Microplastics and “wet wipe reef” heavily polluting River Thames

Microplastics and “wet wipe reef” heavily polluting River Thames

A grave need to reduce plastic pollution

Contamination of the River Thames with microplastics, wet wipes and potential Covid-19 related pollution include masks and gloves has become a “major issue”, according to new research.

As many as 94,000 pieces of microplastics are estimated to now flow down the river per second, highlighting the "grave need for the reduction of plastic input into the freshwater environment".

The study from Royal Holloway, University of London was designed to generate baseline data for microplastics in the River Thames, which is potentially feeding the contamination to the North Sea, , as a significant input.

Researcher Katherine McCoy said: “With the potential threats of plastic pollution to both human and ecosystem health, it is of great importance that the input of plastic into marine and freshwater environments is reduced.”

“Massive wet wipe reefs”

In collaboration with river clean-up charity, Thames21, McCoy also looked at wet wipes as a source of pollution in the river.

They found “flushable” and “non-flushable” wet wipes in sewage effluent are deposited in large numbers on the foreshore of the south bank, creating “massive wet wipe reefs”.

The study found evidence of synthetic polymers, which may have originated from the wet wipe reefs, in nearby clams.

Shocking” findings in invasive crabs

A separate study looked at how two resident estuarine species of crab, namely the native shore care and invasive Chinese mitten crab, are ingesting microplastics.

Researchers from Royal Holloway, University of London found that 95 per cent of the mitten crabs had ingested plastics.

Dominated by fibres, this tangled material also included fragments of other microplastics, including sanitary pads, balloons, elastic bands and carrier bags.

Typically, ingesting microplastics has been seen as low in many species, so this discovery was seen as “shocking” by Masters Student, Alex McGoran, supported by the Fishmongers Company Charitable Trust.

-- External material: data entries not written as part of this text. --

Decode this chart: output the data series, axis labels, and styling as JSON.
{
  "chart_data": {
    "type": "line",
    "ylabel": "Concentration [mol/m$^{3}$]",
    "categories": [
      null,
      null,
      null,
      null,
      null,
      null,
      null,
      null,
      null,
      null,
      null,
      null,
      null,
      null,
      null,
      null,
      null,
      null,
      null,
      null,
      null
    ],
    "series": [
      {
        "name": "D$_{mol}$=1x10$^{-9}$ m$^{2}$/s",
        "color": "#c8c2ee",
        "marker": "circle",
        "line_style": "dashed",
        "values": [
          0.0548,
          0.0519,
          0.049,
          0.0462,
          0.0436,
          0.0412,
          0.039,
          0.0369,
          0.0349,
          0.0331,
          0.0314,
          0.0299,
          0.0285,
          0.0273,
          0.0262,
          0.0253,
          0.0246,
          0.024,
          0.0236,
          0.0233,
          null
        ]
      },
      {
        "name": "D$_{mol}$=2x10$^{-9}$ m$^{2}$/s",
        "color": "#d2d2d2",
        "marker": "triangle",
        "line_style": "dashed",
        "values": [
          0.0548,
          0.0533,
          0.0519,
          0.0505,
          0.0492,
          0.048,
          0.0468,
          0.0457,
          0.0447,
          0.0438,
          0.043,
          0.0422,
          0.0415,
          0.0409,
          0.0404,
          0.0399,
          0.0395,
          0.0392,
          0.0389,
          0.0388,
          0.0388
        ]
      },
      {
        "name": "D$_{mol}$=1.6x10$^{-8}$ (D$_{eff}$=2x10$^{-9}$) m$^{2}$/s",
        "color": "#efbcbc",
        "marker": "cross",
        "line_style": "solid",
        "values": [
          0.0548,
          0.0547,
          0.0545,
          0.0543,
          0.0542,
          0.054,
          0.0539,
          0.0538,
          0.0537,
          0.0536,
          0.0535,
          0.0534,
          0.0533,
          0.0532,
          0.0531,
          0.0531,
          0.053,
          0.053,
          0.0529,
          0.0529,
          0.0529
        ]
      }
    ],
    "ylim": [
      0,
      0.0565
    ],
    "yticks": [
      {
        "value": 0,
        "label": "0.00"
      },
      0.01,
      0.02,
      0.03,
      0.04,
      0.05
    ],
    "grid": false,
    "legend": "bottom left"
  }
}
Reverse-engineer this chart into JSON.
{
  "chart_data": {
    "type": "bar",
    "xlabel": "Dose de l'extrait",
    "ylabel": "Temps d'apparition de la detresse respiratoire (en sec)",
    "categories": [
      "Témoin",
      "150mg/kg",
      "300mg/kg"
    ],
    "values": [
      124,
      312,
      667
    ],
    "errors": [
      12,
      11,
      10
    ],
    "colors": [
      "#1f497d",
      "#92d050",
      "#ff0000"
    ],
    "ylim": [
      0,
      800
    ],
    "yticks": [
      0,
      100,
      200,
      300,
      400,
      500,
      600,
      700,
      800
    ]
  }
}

What are the sources of the microplastics?

The study revealed that plastic fibres commonly came from washing machine outflows and “potentially” from sewage outfalls.

However, fragments from the breakup of larger plastics, such as packaging items, were the most abundant in the water.

Previous studies have shown that the “trapping efficiency” of wastewater treatment plants varies, although some reach levels of 99 per cent.

Professor Dave Morritt from the Department of Biological Sciences at Royal Holloway, said: “Taken together these studies show how many different types of plastic, from microplastics in the water through to larger items of debris physically altering the foreshore, can potentially affect a wide range of organisms in the River Thames.”

The professor added that Covid-related contamination may make the contamination worse.

“The increased use of single-use plastic items, and the inappropriate disposal of such items, including masks and gloves, along with plastic-containing cleaning products, during the current Covid-19 pandemic, may well exacerbate this problem,” he said.